5. Menjadi "Problem Solver" di Area Abu-Abu
Ambil peran di masalah-masalah yang tidak ada pemiliknya (area abu-abu), seperti penanganan komplain berat atau audit internal mandiri.
Saat kita mampu membereskan hal-hal yang orang lain takuti, keberadaan Anda menjadi "asuransi" bagi perusahaan. Mereka akan memilih menaikkan upah daripada harus menghadapi masalah lebih berat.
Eksistensi Kinerja Adalah Tentang Pilihan
Ancaman "Keluar" hanya efektif jika kita tidak punya pilihan lain.

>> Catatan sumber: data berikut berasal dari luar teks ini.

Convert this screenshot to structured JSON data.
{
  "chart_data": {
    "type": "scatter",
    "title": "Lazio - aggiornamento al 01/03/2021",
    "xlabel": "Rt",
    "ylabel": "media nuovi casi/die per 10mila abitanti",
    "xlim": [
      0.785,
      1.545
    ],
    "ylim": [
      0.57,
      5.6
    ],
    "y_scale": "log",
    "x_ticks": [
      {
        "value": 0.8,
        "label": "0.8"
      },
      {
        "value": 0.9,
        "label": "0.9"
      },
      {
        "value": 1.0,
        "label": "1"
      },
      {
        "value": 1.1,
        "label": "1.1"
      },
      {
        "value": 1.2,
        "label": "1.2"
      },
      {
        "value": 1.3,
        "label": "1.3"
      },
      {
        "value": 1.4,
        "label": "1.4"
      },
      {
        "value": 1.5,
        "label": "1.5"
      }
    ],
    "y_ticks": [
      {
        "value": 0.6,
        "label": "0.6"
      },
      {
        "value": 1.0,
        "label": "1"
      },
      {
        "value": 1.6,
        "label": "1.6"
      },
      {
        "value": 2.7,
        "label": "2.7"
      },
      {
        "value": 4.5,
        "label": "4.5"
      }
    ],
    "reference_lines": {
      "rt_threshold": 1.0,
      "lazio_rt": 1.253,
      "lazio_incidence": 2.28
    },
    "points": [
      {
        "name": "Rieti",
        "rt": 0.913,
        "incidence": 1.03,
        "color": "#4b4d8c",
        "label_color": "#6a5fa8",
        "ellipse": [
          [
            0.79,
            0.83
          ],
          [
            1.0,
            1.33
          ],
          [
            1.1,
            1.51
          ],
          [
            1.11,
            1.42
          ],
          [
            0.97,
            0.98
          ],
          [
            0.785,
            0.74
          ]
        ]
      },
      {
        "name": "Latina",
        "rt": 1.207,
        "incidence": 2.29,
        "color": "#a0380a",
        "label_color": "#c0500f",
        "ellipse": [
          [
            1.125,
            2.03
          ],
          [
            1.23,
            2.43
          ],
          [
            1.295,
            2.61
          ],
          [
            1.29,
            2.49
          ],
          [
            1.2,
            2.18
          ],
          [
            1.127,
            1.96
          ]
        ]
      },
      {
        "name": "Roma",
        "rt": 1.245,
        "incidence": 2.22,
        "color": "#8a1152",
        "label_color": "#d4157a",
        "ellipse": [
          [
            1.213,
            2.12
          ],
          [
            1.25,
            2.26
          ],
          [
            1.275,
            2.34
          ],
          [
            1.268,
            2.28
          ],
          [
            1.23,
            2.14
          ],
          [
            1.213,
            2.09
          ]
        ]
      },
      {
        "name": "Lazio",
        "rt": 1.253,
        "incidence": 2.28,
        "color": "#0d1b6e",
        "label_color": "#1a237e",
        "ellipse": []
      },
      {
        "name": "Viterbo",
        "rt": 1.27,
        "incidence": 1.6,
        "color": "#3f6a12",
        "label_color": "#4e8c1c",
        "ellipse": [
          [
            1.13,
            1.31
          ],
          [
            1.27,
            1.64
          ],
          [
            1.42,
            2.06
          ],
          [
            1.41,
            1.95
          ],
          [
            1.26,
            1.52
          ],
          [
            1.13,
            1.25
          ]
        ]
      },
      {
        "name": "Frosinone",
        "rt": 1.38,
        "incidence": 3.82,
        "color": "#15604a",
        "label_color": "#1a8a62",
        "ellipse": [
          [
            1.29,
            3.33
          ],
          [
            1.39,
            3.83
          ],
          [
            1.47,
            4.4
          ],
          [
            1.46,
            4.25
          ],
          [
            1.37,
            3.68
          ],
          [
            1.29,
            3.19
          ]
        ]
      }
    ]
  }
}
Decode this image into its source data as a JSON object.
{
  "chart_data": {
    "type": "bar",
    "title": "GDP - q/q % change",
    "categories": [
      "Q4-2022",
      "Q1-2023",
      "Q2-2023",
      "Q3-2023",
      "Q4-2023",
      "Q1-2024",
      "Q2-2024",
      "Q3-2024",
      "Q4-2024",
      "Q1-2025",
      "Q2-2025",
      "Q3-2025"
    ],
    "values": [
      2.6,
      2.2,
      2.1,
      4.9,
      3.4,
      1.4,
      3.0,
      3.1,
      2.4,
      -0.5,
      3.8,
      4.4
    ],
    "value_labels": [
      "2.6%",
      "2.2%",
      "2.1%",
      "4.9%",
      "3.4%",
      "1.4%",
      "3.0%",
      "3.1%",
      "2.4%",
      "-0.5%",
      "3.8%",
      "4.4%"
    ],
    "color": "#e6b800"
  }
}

Namun, dengan menjalankan langkah strategis, maka kita sedang membangun "asuransi karier" sendiri.
Kita tidak lagi bergantung pada kebaikan hati atasan, melainkan pada nilai diri yang ditanam di dalam sistem perusahaan.
Ini berarti pula, saat kita benar-benar resign maka rasanya tidak sulit pula mendapat perusahaan baru yang nilai upahnya hampir pasti lebih tinggi dari sebelumnya.
Negosiasi gaji adalah soal logika bisnis, tapi menjaga eksistensi adalah soal seni bertahan dan menang.
Jika perusahaan tetap buta terhadap nilai kinerja kita meski semua jalan sudah ditempuh? Setidaknya kita pergi bukan sebagai orang yang "diusir", tapi sebagai pemenang yang sudah siap dengan penawaran yang jauh lebih besar di tempat lain.
Kekuatan karier anda, ada di tangan anda sendiri.